The US discount store giant 99 Cents Only has declared bankruptcy, closing 371 stores and laying off 14,000 employees.
On the eve of the closure, many people rushed to the supermarket to queue up and empty the shelves in an instant.
Dollar Tree, another discount giant, has lost $12 billion in the past three months and recently announced it would close about 1,000 stores.
These two solid discount store old stores, one declared bankruptcy, a large-scale closure of stores, seem to have come to a difficult time.
Is the $1 discount store model a gold mine or a curse?
In the United States, opening supermarkets, Wal-Mart is an inescapable competitor.
But the discounters are one of the few survivors to compete with Wal-Mart.
Ninety-nine Cent supermarkets was founded in 1982, when the United States had just experienced a wave of economic crisis and people were tightening their belts.

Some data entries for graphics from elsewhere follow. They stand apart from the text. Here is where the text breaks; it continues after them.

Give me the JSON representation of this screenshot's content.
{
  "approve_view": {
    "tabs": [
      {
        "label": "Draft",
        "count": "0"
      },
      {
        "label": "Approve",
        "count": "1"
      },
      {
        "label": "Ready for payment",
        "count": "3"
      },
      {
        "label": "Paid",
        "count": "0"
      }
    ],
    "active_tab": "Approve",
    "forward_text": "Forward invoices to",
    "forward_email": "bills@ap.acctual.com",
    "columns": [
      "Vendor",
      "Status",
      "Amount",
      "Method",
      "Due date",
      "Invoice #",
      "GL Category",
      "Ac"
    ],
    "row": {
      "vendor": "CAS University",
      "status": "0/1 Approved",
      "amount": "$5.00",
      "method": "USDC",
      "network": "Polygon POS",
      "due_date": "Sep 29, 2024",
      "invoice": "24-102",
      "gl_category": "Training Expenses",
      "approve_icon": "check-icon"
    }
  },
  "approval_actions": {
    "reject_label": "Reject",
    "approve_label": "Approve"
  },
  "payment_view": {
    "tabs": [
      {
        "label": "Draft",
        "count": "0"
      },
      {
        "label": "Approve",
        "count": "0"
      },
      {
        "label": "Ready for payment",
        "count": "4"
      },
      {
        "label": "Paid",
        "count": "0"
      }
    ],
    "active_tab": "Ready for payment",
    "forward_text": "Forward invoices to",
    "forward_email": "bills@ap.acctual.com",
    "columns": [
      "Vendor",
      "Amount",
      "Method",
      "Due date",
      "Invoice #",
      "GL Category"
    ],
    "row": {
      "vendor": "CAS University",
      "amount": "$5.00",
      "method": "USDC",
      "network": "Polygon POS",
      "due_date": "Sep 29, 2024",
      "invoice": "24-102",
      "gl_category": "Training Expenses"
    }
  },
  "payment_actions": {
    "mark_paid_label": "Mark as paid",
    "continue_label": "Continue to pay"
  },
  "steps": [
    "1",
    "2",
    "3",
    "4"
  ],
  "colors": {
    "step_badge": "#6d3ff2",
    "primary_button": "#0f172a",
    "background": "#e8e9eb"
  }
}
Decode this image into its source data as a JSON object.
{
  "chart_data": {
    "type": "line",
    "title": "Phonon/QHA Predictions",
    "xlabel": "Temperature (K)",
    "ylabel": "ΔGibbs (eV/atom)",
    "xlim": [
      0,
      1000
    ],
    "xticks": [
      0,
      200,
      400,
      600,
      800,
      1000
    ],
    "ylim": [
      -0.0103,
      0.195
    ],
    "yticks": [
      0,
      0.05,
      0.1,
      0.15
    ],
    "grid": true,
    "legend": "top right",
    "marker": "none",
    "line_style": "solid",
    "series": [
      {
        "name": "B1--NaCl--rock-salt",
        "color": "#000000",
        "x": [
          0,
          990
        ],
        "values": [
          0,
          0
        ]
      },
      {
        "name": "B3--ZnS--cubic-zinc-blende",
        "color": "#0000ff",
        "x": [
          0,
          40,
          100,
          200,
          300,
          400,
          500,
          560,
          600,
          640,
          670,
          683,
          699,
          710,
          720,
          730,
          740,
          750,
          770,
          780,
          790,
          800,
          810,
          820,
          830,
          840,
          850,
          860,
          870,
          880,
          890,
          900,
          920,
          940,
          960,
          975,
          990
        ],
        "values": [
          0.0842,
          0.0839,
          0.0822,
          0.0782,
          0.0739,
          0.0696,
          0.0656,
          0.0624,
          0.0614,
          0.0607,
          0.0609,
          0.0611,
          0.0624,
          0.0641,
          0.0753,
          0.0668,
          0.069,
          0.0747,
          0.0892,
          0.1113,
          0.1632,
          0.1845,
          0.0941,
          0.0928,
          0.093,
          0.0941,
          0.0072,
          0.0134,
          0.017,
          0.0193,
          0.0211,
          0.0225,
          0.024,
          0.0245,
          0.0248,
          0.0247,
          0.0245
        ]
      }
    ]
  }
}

Most of the products sold in the 99 US branch are only 99 cents, including daily necessities, fresh vegetables, food, etc., which has become the life security of low-income people in the United States.
For these people, going to discount stores is not a game, but a necessity.
Discount stores can make a profit even though their prices are cheap.
In 1996, 99 Cents went public and the founder became a billionaire.
Four years after the $99 store opened, Dollar Tree, another former grocery store, has taken a fancy to the discounters.
They took the initiative to convert their grocery stores into dollar stores, which mainly appealed to low - and middle-income groups, and successfully captured the market.
Dollar Tree chose a location close to Walmart to capture foot traffic and expand its visibility.
From 1996 to 2004, Dollar Tree grew from 888 stores to 2,735 stores in 48 states, becoming the first dollar store chain in the United States.
During the 2008 financial crisis, Dollar Tree bucked the trend and soared to more than $4.6 billion in revenue, becoming one of the top 500 companies in the United States.
The rise of discount stores has forced big brands such as Procter & Gamble and Colgate to lower their posture.
However, the two giants have now declared bankruptcy or closed stores.
The interim CEO explained the reasons for the bankruptcy, including the impact of the pandemic, changes in consumer demand, rising theft, and inflationary pressures.
These direct effects cause discounters to lose their biggest value anchor: cheapness.
Before the bankruptcy, some prices at $99 stores had risen, and Dollar Tree announced it would charge more items above $1.
Even many communities have turned against the expansion of these bargain store chains, opting to preserve jobs for local businesses and employees.